This is not a complete answer, but I'm a western college professor, and lack of free speech is one thing that creates a negative impression in my mind when I think about colleges and universities in Asia and the Middle East. Of course the region is not monolithic politically, and its universities are not all alike, but below are some examples of the kinds of things that make me concerned.
Author Alan Shadrake was sentenced to a jail term for publishing a book criticizing the death penalty in Singapore. He served 5 1/2 weeks and was deported. He had been at risk of a jail term of up to two years.
Physics lecturer and minister of parliament Chia Thye Poh was imprisoned for 23 years without trial, part of it in solitary confinement. Although he was never charged with any crime, presumably his imprisonment was related to his membership in a socialist political party. After his release, he lived under heavy restrictions for 9 years. He has been nominated for the Nobel Peace Prize.

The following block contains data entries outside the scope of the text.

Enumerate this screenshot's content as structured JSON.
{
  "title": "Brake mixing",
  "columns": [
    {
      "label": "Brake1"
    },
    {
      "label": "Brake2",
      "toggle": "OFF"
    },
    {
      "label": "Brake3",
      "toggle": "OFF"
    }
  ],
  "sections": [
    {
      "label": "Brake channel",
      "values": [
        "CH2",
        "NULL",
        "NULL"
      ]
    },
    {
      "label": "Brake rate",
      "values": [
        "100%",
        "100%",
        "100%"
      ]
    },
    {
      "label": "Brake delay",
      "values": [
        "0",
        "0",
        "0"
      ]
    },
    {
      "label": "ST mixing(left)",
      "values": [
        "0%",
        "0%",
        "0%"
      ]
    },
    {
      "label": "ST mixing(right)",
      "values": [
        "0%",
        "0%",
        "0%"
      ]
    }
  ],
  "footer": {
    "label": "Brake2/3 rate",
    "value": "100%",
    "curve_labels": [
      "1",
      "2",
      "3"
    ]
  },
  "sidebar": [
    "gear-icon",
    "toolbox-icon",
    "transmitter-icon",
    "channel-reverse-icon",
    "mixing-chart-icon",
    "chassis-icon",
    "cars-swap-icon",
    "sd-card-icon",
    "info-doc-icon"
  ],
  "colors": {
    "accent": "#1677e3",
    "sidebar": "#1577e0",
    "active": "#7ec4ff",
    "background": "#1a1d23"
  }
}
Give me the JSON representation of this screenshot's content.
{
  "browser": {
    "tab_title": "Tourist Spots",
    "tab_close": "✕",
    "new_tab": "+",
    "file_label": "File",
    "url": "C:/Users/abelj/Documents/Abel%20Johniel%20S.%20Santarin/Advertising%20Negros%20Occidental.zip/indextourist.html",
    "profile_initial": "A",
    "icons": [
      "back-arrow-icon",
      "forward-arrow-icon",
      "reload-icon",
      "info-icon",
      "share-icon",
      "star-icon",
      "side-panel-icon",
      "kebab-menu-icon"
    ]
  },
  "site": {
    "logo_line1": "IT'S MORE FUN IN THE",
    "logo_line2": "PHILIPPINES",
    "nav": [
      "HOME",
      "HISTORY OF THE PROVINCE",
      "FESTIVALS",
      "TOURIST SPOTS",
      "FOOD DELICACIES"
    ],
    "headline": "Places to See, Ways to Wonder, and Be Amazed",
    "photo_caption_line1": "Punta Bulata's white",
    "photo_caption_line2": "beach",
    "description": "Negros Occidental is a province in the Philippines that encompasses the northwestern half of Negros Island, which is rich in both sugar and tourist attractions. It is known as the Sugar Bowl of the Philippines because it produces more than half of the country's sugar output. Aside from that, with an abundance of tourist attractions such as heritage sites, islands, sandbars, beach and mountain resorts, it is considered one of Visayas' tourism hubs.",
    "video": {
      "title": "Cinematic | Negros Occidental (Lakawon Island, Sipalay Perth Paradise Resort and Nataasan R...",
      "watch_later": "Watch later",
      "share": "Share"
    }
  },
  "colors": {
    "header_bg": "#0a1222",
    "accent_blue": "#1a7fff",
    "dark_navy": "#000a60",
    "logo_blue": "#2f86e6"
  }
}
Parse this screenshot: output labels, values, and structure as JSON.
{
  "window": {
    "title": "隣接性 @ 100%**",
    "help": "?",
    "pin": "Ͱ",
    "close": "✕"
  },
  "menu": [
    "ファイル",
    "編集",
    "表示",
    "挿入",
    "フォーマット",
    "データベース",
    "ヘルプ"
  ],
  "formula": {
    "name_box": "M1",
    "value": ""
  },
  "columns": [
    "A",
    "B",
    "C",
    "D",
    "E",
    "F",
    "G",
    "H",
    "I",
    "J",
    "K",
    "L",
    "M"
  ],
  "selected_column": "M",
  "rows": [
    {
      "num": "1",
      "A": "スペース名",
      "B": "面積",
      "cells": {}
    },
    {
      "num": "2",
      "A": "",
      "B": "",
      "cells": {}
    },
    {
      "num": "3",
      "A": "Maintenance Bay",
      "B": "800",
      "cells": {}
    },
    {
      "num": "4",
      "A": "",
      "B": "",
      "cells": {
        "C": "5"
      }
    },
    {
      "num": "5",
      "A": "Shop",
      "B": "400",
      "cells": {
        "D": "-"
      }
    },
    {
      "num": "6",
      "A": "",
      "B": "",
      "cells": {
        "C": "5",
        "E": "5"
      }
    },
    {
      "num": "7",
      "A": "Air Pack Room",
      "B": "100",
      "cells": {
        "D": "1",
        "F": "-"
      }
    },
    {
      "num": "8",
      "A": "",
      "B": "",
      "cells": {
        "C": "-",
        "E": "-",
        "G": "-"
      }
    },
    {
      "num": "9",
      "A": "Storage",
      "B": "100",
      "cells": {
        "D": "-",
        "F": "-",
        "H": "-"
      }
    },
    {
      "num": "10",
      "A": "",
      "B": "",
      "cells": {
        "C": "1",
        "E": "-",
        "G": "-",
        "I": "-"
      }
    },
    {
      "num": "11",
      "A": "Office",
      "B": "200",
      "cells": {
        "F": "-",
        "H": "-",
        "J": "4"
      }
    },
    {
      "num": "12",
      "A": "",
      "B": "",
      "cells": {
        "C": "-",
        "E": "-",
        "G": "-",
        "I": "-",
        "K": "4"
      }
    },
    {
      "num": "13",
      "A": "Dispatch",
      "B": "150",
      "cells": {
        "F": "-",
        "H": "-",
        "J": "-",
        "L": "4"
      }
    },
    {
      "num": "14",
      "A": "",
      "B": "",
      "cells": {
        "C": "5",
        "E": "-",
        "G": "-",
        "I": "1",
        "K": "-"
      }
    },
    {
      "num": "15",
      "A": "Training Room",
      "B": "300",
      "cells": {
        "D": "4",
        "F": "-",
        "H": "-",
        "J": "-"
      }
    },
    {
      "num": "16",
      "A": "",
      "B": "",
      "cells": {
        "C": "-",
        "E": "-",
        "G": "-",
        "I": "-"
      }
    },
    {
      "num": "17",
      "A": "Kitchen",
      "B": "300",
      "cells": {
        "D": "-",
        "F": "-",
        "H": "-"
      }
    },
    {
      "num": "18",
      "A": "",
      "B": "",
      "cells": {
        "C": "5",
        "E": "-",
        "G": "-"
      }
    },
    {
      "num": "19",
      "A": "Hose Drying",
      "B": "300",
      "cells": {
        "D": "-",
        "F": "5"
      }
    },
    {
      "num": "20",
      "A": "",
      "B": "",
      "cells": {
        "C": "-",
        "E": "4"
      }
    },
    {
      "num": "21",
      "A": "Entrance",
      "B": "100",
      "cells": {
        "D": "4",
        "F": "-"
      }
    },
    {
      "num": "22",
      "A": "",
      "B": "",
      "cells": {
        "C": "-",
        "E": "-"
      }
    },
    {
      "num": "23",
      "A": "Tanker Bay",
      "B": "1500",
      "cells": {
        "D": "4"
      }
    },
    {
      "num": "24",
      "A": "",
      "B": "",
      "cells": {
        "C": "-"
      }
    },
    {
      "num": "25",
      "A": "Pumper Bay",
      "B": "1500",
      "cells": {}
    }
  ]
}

Professor Edward Vickers describes heavy political interference at the University of Hong Kong. CY Leung has also interfered heavily in more recent years, attacking the student-union magazine, suppressing a book called Hong Kong Nationalism, and trying to torpedo democracy activist Johannes Chan's election to a university leadership post.
Of course the US has its own issues with respect to free speech on campus, but I don't think we have problems of the same magnitude as the ones described above. Freedom of speech is a prerequisite for academic inquiry.
I find it especially creepy and threatening when the government of China carries out vicious attacks on Chinese students studying here in the US. The recent case of Yang Shuping is a good example. Her only crime was to praise free speech and environmental laws in the US, and the result was a very nasty public humiliation for her, which smelled like something from the era of the Cultural Revolution.